- Born: September 10, 1943 (age 83) Sacramento, California, U.S..
- Years active: 1965–present
- Spouses: Gabriele E Hennig ​ ​(m. 1966, divorced)​; Mary Michelle Miller ​ ​(m. 1987, divorced)​; Tarealia Haney ​(m. 1992)​;
- Children: 3, including Thomas Rolf Truhitte

= Daniel Truhitte =

American actor (born 1943)

Daniel Truhitte (born September 10, 1943) is an American actor, singer, actor, dancer, and performance teacher best known for his portrayal of Rolf Gruber, the young Austrian telegram delivery boy in The Sound of Music (1965).

==Biography and career==
Truhitte began dance training at age six and began taking voice lessons at age 10. When he was 15, Truhitte received a scholarship to The Sacramento Ballet. After high school, he received a scholarship to the Pasadena Playhouse. Truhitte also attended Ambassador College in Pasadena, California.

===The Sound of Music===
Truhitte was the last person who was cast in The Sound of Music and obtained the role after going through multiple auditions, including audition with choreographers.

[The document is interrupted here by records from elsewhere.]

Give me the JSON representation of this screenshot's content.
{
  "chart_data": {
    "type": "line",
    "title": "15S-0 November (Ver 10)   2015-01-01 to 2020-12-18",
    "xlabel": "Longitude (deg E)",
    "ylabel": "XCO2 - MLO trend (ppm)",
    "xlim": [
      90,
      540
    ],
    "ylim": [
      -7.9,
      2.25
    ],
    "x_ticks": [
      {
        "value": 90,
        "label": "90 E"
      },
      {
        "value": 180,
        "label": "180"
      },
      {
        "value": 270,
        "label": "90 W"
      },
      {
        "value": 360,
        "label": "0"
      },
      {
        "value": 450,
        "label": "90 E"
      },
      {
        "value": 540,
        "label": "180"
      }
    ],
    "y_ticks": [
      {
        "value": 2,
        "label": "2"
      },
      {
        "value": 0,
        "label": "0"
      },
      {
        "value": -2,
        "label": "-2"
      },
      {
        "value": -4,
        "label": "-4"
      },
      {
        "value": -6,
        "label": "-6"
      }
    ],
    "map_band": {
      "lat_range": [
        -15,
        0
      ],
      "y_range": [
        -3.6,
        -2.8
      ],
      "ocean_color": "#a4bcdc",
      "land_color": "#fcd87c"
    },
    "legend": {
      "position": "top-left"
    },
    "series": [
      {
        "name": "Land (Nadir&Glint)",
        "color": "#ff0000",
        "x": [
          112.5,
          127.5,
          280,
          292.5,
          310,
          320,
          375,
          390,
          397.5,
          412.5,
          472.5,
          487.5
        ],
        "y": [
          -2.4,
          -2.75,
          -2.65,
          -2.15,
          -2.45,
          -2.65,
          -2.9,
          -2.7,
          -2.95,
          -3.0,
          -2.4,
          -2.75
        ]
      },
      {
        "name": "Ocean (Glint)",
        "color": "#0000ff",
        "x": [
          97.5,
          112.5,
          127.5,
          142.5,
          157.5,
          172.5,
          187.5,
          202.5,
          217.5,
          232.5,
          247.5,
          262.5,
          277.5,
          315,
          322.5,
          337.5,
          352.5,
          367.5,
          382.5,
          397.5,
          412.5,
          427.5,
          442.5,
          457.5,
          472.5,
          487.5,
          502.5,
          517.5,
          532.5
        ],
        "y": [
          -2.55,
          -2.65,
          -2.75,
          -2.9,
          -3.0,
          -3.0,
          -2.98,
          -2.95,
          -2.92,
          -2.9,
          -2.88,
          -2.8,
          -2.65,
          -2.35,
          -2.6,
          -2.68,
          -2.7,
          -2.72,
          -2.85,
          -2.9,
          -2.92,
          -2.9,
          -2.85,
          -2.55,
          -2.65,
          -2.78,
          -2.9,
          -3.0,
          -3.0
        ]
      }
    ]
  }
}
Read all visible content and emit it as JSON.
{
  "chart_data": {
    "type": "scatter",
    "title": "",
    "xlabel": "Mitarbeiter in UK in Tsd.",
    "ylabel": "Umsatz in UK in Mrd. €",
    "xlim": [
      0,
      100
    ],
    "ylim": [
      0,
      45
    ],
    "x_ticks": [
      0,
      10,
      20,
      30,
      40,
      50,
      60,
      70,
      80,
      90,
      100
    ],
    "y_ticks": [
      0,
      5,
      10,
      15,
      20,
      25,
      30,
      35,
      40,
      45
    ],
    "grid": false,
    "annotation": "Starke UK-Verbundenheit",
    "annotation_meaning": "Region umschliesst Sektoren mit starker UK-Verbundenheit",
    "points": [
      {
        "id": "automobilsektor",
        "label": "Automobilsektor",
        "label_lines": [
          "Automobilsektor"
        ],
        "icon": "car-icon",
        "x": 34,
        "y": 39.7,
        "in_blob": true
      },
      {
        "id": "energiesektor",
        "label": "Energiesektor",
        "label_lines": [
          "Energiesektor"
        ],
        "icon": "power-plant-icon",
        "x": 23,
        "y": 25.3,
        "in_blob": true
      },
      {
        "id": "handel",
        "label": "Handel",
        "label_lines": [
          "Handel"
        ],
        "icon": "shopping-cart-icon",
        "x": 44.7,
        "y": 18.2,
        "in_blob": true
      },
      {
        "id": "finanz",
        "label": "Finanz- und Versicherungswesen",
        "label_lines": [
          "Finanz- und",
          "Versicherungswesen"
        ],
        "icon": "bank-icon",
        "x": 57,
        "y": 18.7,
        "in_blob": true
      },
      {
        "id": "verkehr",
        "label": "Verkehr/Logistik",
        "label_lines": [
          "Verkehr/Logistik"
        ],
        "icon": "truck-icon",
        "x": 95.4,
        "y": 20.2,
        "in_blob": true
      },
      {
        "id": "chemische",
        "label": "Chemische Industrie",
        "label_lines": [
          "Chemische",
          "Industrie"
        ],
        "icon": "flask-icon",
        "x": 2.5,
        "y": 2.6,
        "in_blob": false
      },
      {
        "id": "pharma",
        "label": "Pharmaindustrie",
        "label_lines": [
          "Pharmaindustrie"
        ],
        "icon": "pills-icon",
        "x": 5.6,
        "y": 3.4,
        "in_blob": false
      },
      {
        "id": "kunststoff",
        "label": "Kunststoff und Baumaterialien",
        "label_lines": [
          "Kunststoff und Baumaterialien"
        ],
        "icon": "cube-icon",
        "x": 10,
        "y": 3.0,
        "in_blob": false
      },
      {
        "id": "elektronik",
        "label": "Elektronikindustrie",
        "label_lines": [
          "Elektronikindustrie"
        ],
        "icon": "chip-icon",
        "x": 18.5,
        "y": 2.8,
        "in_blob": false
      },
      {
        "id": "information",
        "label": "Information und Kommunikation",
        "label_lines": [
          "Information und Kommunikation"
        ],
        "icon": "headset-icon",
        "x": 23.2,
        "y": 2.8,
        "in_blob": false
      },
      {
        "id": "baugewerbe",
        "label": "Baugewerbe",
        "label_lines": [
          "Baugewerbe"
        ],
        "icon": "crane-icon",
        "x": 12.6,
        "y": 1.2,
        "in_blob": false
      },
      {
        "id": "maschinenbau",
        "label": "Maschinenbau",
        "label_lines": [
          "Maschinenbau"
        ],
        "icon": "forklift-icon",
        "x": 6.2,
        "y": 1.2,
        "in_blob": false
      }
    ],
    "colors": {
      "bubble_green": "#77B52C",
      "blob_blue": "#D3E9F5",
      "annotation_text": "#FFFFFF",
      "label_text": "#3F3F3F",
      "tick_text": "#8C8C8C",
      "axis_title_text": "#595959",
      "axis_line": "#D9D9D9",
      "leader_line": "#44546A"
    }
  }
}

After filming The Sound of Music, Truhitte joined the U.S. Marine Corps during the Vietnam War. In 1969, he moved to Weddington, North Carolina, and then finally to Concord, North Carolina, where he began teaching young performers. Truhitte appeared in an episode of Entertainment Tonight titled "A Day in the Life of Dan Truhitte" on September 10, 1993, after The Old Courthouse Theatre of Concord, North Carolina asked him to play Captain von Trapp in their production of The Sound of Music. Truhitte portrayed Captain von Trapp once again in the Hudson, North Carolina Dinner Theatre Production of The Sound of Music in October 2013. He also appeared in gala concert performance of The Sound of Music at New York's Carnegie Hall as Baron Elberfeld, a guest at a party.

== Personal life ==
Truhitte has been married thrice. He married his co-star Charmian Carr's understudy, German actress Gabrielle Hennig, in 1966. They dated while filming The Sound of Music and got married two years later. The marriage ended in divorce. Truhitte married Mary Miller in 1987, which also ended in divorce. He later married Tarealia Hanney in 1992.

Truhitte has three sons, one of whom is opera singer Thomas Rolf Truhitte.